Democracy di Joan Didion
La maestra del new
journalism, Joan Didion, è anche una straordinaria romanziera, le cui
opere molto sono debitrici verso quella forma di giornalismo che, insieme a
Truman Capote e Tom Wolfe, l’ha resa grande. E la sua opera migliore in tal senso
resta proprio Democracy; il romanzo uscì nel 1984, ma il tema affrontato
è quanto mai attuale: vite in apparenza felici mentre la guerra resta (forse)
lontana.
Nel libro è raccontato l’intreccio
tra le parabole esistenziali dei diversi protagonisti e il contesto politico
circostante. Harry Victor è un membro influente del Congresso americano che a
un certo punto farà il passo più lungo della gamba, presentandosi senza
successo alle elezioni presidenziali. Inez è la sua bella moglie, che
saltabecca tra i più diversi impegni mondano-umanitari come spesso accade a una
first lady in pectore. Jack Lovett è un uomo solitario ed enigmatico che
traffica ad altissimo livello in mezzo mondo, muovendo enormi quantità di soldi
e armi con metodi non propriamente leciti.
Inez e Jack vivono da decenni una sotterranea storia d’amore che nulla e
nessuno è in grado di arrestare. Da un incontro all’altro possono trascorrere
anche degli anni: i loro cuori restano comunque indissolubilmente legati. Ed è
l’intero pianeta a punteggiare quegli incontri: Honolulu come Washington,
Giacarta come New York. Perché a Joan Didion preme raccontare - lungo un arco
temporale che va dall’immediato dopoguerra fino alla metà degli anni 70 - il
cambiamento epocale di una politica americana imperialista, preda di un sistema
mediatico sempre più cinico e sprovvista ormai della benché minima moralità. Non
a caso la storia trova il suo fuoco irradiante nei giorni drammatici della
disfatta vietnamita, con l’abbandono precipitoso dell’ambasciata di Saigon.
Siamo nel 1975 e quella data segna un punto di non ritorno: non soltanto per
una certa idea di politica (e si coglie qui tutta l’ironia del titolo
Democracy), ma anche per le vite dei protagonisti. In pochi mesi tutto si
sfalda: la vita familiare di Inez e Harry va definitivamente in pezzi; Inez ha
deciso di seguire Jack, ma le malefatte dell’uomo vengono a galla negli stessi
giorni in cui, all’insaputa del mondo, Jack muore improvvisamente nella piscina
di un hotel di Giacarta.
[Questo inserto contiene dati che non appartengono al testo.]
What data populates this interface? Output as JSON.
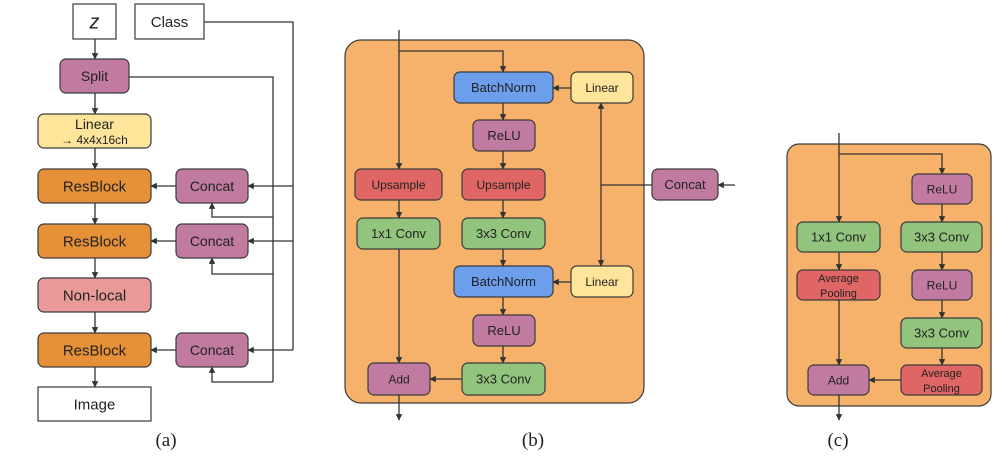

Ora Inez è veramente sola e si ritira per sempre a
Kuala Lumpur, cercando vanamente di ritessere i fili della propria esistenza. A
chi le chiede perché abbia scelto di trascorrere proprio lì il resto dei suoi
giorni, risponde con poche, telegrafiche parole: «Colori, umidità, calore, l’aria abbastanza azzurra». Quanto le
rimane di una vita solo in apparenza dorata.